Expanding The Pediatric Behavioral Health Collaborative

The Governor announced today an additional $5 million for the statewide expansion of this successful pilot program providing telehealth hubs with a psychiatrist on call for pediatricians. Participating pediatricians receive training on how to screen children for behavioral health conditions and substance use and provides immediate connection to a specialist and referral source, while the youth and their parents are in the office. In urgent cases, a face-to-face consultation is available within hours on the very same day.

Breaking The Barrier To Employment 

New Jersey has already “banned the box,” breaking one barrier to employment for those who have recovered from addiction. 

To continue facilitating people’s return to normalcy, this administration, in partnership with Koch Industries and their General Counsel Mark Holden, will work collaboratively with New Jersey-based companies to depart from many of the long-accepted exclusions from employment of the formerly incarcerated.
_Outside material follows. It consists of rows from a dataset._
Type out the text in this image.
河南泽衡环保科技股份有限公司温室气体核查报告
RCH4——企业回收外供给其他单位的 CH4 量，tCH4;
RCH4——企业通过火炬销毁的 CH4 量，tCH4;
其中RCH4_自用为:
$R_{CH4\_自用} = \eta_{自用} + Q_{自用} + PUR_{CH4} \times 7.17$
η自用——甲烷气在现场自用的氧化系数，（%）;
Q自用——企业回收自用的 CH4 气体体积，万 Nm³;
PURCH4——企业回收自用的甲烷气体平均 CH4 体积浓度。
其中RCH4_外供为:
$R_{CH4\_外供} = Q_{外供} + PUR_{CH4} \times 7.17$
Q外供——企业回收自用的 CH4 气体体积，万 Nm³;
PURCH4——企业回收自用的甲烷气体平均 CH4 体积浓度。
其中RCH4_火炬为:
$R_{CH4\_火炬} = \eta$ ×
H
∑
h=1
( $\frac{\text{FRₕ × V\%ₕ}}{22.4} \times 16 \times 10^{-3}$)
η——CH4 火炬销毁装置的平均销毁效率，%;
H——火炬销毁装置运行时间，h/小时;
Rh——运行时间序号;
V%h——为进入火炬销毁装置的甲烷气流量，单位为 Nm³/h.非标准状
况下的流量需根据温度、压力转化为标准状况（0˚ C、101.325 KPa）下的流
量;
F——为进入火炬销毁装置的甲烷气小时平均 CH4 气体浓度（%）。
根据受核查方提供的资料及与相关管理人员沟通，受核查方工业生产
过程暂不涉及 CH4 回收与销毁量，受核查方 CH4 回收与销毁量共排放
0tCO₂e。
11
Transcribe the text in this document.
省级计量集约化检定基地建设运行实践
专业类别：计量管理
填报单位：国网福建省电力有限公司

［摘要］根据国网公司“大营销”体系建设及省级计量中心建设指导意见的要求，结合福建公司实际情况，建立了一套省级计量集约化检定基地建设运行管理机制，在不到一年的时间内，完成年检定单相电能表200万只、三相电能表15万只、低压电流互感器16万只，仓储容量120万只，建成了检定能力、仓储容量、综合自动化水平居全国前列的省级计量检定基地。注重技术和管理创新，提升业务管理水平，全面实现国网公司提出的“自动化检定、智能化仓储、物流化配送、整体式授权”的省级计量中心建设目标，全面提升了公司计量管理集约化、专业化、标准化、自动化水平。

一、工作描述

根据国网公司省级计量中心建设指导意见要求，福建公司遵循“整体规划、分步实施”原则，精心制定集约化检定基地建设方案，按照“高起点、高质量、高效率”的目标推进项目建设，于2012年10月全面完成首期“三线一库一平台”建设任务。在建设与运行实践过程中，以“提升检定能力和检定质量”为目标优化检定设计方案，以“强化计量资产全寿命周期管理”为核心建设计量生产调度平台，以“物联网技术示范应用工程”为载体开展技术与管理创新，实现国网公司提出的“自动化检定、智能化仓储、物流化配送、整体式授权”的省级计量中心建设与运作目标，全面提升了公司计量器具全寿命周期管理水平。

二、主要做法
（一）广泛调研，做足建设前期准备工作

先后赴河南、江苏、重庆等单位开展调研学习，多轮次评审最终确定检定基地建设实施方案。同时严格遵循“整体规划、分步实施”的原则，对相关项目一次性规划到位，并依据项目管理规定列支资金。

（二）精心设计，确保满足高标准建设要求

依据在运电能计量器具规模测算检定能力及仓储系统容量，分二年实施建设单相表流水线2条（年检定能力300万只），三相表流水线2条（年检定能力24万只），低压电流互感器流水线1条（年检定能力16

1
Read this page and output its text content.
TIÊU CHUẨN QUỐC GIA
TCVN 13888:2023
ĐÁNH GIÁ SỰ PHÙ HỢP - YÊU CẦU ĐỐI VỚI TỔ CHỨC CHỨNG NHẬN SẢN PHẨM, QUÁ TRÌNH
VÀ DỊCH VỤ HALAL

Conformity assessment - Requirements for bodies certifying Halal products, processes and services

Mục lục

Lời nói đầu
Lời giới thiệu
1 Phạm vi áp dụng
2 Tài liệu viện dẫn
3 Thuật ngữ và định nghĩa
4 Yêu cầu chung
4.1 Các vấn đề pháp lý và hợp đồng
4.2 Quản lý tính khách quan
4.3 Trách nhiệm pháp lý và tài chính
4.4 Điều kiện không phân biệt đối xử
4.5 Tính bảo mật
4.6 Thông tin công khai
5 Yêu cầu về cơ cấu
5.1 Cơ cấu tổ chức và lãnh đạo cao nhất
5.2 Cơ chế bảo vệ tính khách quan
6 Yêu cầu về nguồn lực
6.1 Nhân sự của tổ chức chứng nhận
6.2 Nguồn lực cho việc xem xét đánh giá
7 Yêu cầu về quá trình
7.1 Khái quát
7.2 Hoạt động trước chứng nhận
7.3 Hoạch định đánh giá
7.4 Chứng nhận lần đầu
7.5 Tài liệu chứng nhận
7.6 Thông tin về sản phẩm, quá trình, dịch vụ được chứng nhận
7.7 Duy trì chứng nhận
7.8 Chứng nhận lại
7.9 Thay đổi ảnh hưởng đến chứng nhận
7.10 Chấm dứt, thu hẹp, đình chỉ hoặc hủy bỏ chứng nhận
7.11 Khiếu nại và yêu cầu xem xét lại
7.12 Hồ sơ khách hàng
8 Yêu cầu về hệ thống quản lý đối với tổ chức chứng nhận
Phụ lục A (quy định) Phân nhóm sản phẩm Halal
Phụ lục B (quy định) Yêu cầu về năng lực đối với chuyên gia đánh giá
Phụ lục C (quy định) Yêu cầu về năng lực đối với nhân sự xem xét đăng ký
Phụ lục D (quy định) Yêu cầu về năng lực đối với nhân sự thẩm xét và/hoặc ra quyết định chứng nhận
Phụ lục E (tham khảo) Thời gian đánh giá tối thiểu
This March, we will host an Employment Opportunity Summit that will bring together business, legal and human resources executives to ensure that New Jersey is at the forefront of helping people get back to work and become productive citizens and taxpayers. 

Efforts like this will help people reclaim their lives and avoid going back to jail. 

Partnering With The Federal Government 

Governor Christie recognizes that maximizing drug treatment in New Jersey means enlisting the help of the federal government. One of the most important ways the federal government can help is for it to allow states to treat addiction in a more efficient and cost-effective manner. 

Federal Medicaid funds cannot currently be used for people who are receiving inpatient substance abuse treatment in a facility with more than 16 beds, because such facilities are categorized as “Institutions for Mental Diseases.” 

Governor Christie is calling on Acting Human Services Commissioner Beth Connelly to work with Centers for Medicare & Medicaid Services Administrator Seema Verna and Congressman Rodney Frelinghuysen to lead the fight in removing this antiquated regulation, as doing so would allow New Jersey to double the amount of Medicaid beds that could be used for treatment and lead to recovery. 

Ending The Stigma

As part of this campaign, the Governor is calling on all elements of government to identify ways to combat this disease, whether it be prevention, support or treatment:

  • Department of Education: The Governor is calling on the Commissioner of Education to adopt a model curriculum specific to opioids so that every school has access to comprehensive opioid-inclusive drug education. This robust new curriculum will be tailored to every age group, with a simple and direct message that will start in kindergarten: the medicine in your bathroom cabinets is not safe for kids, just because it was prescribed by a doctor.
  • Department of Corrections: Governor Christie also will direct Corrections Commissioner Gary Lanigan to expand DOC’s Project PRIDE, which brings minimum security inmates to middle and high schools to share how drug abuse led them to addiction and prison.